The consumer metaverse lags its enterprise peer, but opportunities abound, experts say

Business and tech executives discuss leveraging the metaverse to improve the supply chain at Fortune’s CEO Initiative in Palm Beach on Nov. 2, 2022.
Business and tech executives discuss leveraging the metaverse to improve the supply chain at Fortune’s CEO Initiative in Palm Beach on Nov. 2, 2022.
Rebecca Greenfield for Fortune

Enterprises in a range of industries are tapping the metaverse to work more efficiently and effectively, but the consumer market for this technology remains in its infancy, a panel of experts said at a Fortune conference on Wednesday. Businesses seeking to harness the power of extended reality (XR) should be willing to invest and experiment, they suggested.

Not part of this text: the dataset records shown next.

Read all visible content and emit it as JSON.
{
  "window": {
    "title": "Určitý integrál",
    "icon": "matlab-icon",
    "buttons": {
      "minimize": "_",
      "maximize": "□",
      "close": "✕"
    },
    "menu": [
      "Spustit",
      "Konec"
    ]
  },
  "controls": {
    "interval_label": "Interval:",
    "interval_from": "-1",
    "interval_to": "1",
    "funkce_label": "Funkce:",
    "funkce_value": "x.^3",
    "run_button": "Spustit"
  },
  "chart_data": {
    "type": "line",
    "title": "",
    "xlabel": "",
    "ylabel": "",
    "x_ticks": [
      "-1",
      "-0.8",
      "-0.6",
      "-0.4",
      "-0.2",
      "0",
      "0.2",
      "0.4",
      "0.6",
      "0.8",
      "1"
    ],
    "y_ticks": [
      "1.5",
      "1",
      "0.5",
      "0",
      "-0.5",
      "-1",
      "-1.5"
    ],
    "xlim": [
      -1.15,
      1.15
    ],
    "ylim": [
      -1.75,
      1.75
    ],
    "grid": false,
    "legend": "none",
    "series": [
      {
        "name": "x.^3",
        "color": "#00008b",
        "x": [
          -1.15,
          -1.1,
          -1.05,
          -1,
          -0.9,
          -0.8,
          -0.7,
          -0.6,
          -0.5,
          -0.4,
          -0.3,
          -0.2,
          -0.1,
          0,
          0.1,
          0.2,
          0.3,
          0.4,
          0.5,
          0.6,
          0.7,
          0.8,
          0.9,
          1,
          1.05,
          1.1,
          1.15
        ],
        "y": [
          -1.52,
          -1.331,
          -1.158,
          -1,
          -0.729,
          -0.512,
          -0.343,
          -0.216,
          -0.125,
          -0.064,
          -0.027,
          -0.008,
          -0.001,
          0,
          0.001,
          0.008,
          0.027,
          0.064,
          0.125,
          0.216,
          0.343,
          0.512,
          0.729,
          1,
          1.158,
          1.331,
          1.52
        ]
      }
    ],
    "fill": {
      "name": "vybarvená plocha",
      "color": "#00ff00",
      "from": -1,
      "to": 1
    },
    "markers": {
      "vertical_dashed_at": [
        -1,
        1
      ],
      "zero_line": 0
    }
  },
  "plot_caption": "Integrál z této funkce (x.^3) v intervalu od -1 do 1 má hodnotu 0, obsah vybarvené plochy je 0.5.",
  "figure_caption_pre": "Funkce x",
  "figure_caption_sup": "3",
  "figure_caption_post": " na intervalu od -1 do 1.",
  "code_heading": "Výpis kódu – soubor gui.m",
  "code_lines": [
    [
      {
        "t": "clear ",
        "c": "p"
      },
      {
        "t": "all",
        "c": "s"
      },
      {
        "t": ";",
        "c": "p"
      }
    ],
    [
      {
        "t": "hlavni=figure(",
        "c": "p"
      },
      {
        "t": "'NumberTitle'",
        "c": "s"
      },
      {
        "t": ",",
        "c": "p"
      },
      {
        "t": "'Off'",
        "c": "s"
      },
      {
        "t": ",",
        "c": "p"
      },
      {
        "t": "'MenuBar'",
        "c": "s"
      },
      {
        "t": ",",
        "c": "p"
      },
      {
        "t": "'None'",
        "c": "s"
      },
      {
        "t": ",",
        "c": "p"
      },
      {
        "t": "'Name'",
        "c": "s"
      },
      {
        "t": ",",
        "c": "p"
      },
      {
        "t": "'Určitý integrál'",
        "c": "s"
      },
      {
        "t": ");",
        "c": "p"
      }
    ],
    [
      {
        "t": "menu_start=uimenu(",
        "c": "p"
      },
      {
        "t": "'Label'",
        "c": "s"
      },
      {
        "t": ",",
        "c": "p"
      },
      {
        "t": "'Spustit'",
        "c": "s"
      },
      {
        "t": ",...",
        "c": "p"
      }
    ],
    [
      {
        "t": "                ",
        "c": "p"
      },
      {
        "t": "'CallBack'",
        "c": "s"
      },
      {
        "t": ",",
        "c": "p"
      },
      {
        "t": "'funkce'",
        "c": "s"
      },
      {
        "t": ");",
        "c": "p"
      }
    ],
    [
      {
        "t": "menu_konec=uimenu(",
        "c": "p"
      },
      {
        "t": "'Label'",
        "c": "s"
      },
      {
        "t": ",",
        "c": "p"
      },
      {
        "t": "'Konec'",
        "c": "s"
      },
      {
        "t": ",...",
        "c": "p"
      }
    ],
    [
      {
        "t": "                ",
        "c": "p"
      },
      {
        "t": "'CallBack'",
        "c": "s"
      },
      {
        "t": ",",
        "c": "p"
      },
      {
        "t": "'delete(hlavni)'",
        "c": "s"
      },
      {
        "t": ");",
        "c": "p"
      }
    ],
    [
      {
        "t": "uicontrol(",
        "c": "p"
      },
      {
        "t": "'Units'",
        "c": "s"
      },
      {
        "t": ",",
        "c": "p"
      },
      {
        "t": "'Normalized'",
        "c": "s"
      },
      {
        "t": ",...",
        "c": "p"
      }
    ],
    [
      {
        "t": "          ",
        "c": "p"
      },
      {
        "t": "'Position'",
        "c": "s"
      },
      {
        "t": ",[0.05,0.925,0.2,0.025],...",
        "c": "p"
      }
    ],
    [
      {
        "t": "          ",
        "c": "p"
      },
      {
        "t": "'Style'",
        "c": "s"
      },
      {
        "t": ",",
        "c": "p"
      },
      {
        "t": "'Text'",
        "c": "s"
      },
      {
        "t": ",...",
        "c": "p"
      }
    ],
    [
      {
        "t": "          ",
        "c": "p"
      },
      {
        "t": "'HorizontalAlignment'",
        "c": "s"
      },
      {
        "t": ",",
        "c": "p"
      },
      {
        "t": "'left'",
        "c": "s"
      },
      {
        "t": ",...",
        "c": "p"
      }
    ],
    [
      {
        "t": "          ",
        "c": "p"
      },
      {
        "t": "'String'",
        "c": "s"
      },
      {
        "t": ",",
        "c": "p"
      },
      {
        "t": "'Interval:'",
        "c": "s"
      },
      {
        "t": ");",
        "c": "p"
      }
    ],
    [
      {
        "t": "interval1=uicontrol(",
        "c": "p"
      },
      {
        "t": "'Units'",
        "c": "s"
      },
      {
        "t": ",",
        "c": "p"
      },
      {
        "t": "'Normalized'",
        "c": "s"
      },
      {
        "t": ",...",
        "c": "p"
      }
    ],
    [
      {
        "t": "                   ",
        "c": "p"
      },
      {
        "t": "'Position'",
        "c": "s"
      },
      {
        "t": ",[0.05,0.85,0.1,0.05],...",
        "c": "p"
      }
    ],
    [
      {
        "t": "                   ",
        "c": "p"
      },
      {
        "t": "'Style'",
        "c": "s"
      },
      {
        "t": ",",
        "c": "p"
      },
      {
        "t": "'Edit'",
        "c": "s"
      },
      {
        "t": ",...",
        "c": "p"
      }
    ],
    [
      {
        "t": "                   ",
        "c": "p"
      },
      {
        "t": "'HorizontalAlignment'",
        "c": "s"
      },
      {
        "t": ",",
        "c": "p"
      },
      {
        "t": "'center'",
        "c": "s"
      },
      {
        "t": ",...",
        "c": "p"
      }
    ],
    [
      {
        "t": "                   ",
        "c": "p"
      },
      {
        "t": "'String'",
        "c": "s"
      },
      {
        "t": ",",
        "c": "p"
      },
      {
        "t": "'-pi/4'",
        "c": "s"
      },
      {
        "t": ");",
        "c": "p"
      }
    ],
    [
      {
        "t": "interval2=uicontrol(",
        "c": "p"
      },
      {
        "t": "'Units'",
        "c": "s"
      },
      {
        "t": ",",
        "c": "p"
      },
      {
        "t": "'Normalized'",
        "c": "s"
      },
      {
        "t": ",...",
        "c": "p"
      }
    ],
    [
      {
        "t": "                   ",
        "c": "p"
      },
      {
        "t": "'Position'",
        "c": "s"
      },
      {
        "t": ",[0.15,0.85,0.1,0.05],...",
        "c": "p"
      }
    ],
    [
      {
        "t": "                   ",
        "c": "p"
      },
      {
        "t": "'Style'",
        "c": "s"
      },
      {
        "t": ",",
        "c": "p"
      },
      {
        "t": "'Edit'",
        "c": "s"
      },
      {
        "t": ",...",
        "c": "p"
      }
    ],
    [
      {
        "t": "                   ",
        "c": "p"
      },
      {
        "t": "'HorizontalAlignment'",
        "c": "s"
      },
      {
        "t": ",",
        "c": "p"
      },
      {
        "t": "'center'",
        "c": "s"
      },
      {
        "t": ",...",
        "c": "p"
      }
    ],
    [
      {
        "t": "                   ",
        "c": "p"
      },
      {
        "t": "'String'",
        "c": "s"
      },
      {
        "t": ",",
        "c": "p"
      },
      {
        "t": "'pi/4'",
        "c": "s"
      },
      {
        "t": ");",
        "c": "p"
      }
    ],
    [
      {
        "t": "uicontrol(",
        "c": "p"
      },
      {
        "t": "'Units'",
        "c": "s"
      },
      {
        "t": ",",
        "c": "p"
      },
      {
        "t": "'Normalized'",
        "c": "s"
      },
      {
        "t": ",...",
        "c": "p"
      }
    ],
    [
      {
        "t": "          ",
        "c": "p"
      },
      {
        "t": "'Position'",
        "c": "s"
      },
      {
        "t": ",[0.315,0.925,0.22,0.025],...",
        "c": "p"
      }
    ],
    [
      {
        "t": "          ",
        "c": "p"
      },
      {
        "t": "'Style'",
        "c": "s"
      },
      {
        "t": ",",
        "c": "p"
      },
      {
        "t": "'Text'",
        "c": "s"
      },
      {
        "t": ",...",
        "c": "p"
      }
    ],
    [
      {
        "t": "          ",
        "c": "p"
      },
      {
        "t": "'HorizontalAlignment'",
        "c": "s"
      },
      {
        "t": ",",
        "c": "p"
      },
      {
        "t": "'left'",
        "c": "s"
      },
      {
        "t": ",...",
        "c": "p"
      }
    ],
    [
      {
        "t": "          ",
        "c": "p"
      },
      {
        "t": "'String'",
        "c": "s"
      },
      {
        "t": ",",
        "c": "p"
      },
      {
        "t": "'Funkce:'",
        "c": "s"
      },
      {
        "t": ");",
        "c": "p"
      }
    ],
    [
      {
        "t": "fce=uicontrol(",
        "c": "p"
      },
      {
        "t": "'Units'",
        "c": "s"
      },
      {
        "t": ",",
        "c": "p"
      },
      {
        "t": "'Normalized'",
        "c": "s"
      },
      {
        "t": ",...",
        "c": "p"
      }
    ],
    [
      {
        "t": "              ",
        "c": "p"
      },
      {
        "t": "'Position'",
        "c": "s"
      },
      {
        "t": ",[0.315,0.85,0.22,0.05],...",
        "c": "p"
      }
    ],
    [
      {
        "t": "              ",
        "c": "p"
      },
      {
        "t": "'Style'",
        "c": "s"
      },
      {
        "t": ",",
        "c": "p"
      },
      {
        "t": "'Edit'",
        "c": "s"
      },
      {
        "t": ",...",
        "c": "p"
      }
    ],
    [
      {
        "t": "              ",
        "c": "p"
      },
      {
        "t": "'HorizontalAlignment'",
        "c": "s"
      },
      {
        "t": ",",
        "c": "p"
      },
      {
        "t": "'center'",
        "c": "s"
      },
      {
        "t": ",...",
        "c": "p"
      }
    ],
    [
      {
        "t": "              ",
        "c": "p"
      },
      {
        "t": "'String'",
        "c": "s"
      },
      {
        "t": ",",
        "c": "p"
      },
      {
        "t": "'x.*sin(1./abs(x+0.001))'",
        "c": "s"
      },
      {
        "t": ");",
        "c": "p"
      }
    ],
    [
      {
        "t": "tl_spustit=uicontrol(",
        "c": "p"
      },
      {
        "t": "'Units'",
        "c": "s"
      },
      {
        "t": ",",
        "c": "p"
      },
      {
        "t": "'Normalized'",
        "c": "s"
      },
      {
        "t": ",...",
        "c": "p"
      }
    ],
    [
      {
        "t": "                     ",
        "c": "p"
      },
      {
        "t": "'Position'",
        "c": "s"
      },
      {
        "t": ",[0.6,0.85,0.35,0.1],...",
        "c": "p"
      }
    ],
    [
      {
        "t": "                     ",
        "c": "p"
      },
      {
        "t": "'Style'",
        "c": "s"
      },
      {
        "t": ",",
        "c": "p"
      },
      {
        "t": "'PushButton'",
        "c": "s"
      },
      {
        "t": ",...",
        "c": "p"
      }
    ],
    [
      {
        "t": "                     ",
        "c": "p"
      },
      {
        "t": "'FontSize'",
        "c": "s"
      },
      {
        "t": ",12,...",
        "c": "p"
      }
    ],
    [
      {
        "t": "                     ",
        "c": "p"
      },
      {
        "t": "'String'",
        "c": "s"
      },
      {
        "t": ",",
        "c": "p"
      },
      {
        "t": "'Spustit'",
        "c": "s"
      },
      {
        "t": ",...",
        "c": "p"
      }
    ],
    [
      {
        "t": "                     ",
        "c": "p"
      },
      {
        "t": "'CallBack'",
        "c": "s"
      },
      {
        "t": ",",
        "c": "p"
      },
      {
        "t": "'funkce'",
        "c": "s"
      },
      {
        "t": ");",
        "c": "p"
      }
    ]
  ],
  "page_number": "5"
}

“The metaverse is already here. It is not a fad; it is not hype,” said Mohamed Kande, vice chair of U.S. consulting solutions co-leader and global advisory leader with PwC, at Fortune’s CEO Initiative summit in Palm Beach on Wednesday. “For corporations, they’re finding out that the metaverse can be an environment where they can they deliver value, not only reach out to more consumers but also run the businesses differently.”

The metaverse economy could be worth $8 trillion to $13 trillion by 2030, a Citi study projects.

Metaverse technology is readily available to enterprises, noted Daniel O’Brien, general manager for the Americas at HTC VIVE, a developer of virtual reality headsets. O’Brien highlighted the success of VR training in health care, automotive, aerospace, and other sectors. “In kinesthetic learning styles, training simulations, we’re getting through that curriculum 400% faster. The retention is up to 150% higher,” O’Brien said. “This can be used globally, it is democratizing as a technology, and it’s both cost savings and efficiency improvement.”

Besides training, the other two metaverse use cases that yield a return on investment are 3D visualization for distributed teams and remote assistance known as see what I see (SWIS), said Peggy Johnson. The chief executive of augmented reality headset maker Magic Leap also sounded a note of caution. “It’s important for CEOs to not get out over their skis on this technology,” she said. “You do have to think of it as early days.”

Kande pointed out that the adoption of 5G wireless, which can be 100 times as fast as 4G at 10% of the cost, will boost access to the metaverse. “Because of that, you can have factories without people, you can train people remotely at high speed.”

Given a technological hurdle, though, the metaverse won’t become mainstream with consumers for several years, Johnson reckoned. “You need the 5G to be in the same chip that’s powering your VR or your AR,” she said. “That’s what’s going to be needed for it to get into a small, lightweight device that everyone will want to wear all day.”

The more time people spend in the public metaverse, Kande said, the more they will shop there. However, identity management is another obstacle, he admitted. “It is in its infancy today, but making money in the metaverse is all about creating a new economy.” Kande encouraged companies that want to sell products and services to try new things: “The beauty about the metaverse is, everybody can experiment first.”

Holding live events such as concerts and sports games in the metaverse gives brands a huge opportunity because millions of people can attend, O’Brien said. “Instead of looking at the 30%, 40% margins on typical merchandise sales or whatever you’re selling, think of your transactions in the hundreds of thousands per second.”

With a possible recession looming, O’Brien argued, enterprises should ask how investing in the metaverse can help them work better. “The companies that explode during the recovery from a recession are the ones that invested now.”